« L’action économique de l’Etat est nécessaire »
Après vingt-cinq ans passés comme expert économique aux Nations unies, Issam Al Zaïm fut nommé, en juin 2000, ministre du Plan par le président syrien Bachar Al Assad. En décembre 2001, il devient ministre de l’Industrie. Fervent partisan du secteur industriel public, il a défendu, lors de sa participation au colloque organisé la semaine dernière par l’Association algérienne pour le développement de la recherche en sciences sociales, l’idée de l’intervention nécessaire de l’Etat dans toute tentative visant à instaurer une politique industrielle capable d’intégrer le système de globalisation qui prévaut actuellement.
Y a-t-il aujourd’hui une politique industrielle dans les pays du Maghreb ?
On constate aujourd’hui qu’il y a, en général, une faiblesse dans les politiques industrielles. Dans certains cas, il n’y a vraiment pas de politique. Dans d’autres cas, ces politiques ne sont pas suffisamment claires, nettes et cohérentes, ou bien, subissent des déformations lors de leur mise en application. Car l’application d’une bonne politique industrielle nécessite des éléments techniques et politiques. Le rôle économique de l’Etat devient alors primordial notamment en ce temps de globalisation où les défis de la croissance et du développement social et économique deviennent énormes.
Avons-nous alors absolument besoin, aujourd’hui, d’une politique industrielle ?
Si on avait besoin d’une politique industrielle à l’époque où il y avait du protectionnisme et où il y avait des frontières qui barraient la route à la compétition, nous en avons besoin encore davantage aujourd’hui, dès lors que le monde est devenu un espace ouvert et que les défis sont devenus plus grands. Nous avons en effet plus que jamais besoin d’une politique industrielle qui soit à même de nous permettre de déterminer les options à suivre. Pour moi, certes, il est plus difficile aujourd’hui d’élaborer une politique industrielle et de la pratiquer, mais actuellement, une telle démarche devient beaucoup plus nécessaire qu’auparavant.
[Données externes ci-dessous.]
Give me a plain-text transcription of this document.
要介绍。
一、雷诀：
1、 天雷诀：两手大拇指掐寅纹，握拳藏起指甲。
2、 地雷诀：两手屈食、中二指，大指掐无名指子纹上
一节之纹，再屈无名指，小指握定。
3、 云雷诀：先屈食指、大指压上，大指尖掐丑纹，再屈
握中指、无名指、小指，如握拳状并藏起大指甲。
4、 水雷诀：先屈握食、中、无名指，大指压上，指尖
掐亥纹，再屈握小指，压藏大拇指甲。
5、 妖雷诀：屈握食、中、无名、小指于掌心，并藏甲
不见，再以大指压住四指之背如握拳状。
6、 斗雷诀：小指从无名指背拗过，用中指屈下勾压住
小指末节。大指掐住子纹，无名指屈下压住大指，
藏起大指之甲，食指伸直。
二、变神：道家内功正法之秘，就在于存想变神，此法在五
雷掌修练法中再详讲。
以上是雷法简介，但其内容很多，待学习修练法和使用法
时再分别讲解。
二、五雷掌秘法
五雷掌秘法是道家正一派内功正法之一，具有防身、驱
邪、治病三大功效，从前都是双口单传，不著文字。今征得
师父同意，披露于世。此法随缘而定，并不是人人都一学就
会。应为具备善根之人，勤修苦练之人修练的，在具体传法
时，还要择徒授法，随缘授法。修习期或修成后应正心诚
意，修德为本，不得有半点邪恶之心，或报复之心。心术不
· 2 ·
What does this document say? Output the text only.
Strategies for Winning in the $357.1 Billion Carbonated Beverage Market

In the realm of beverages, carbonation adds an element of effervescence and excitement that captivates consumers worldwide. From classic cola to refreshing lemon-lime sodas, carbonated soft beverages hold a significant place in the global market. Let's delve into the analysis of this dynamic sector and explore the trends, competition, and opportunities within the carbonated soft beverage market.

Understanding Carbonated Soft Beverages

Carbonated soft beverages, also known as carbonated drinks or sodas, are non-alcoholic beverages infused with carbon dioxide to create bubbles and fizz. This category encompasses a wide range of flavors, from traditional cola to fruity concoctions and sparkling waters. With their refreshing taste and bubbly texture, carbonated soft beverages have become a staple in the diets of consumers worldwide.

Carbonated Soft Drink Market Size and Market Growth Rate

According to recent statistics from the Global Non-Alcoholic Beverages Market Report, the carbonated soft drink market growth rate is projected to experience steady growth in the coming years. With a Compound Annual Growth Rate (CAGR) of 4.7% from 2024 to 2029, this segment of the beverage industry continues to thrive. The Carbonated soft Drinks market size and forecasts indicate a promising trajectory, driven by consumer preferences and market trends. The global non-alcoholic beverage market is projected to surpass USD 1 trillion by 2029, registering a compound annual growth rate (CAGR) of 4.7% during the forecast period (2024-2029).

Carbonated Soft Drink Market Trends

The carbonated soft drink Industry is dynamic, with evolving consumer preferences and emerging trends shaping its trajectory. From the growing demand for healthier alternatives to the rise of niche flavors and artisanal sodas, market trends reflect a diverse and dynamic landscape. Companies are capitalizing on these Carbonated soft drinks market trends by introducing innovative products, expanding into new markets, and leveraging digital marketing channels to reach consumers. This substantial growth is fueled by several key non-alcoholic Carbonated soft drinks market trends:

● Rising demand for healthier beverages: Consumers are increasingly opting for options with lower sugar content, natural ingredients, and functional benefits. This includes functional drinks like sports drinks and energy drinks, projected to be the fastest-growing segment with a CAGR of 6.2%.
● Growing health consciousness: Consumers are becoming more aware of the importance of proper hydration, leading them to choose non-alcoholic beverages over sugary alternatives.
Que faut-il donc faire pour favoriser la mise en place de politiques industrielles efficaces ?
Il est clair que la thèse des néolibéraux qui consiste à demander aux pays en voie de développement de désengager l’Etat de l’action économique va à l’encontre des intérêts des peuples de ces pays. Tous les pays à économie de marché développée à l’exemple de la France, l’Allemagne, l’Angleterre et même des Etats-Unis, ont pratiqué l’intervention active et ouverte de l’Etat notamment en période de construction de l’économie capitaliste. Aujourd’hui, les pays en développement ont besoin de construire leur économie et à plus forte raison ont besoin de l’Etat qui intervient. La question qui se pose aujourd’hui ce n’est plus celle de l’indépendance économique qui devient pratiquement impossible dans ce contexte de globalisation, mais c’est de savoir comment acquérir une certaine autonomie, une autosuffisance et de les maximiser. Donc l’objectif d’une politique industrielle c’est de pouvoir saisir les meilleures opportunités pour une nation et pour son économie de manière à créer de l’emploi, de produire des biens et des services et aussi d’améliorer son commerce d’exportation. Car une politique économique a aussi pour objectif d’intervenir dans un espace ouvert, de mettre l’accent sur le marché national, tout en tenant compte du marché international.
Quel rôle doit être dévolu aux technologies dans la mise en place de politiques industrielles dans les pays comme l’Algérie ?
Les questions de l’industrie et des technologies sont aujourd’hui inséparables. Plus que jamais, la technologie affecte aujourd’hui l’industrie. L’innovation technologique et devenue extrêmement rapide et radicale et l’industrie en subit les conséquences. C’est la raison pour laquelle il faudrait instaurer une politique industrielle très alerte qui saisit la réalité dans son changement, dans sa transformation et qui enrichit la pratique industrielle par des innovations continuelles.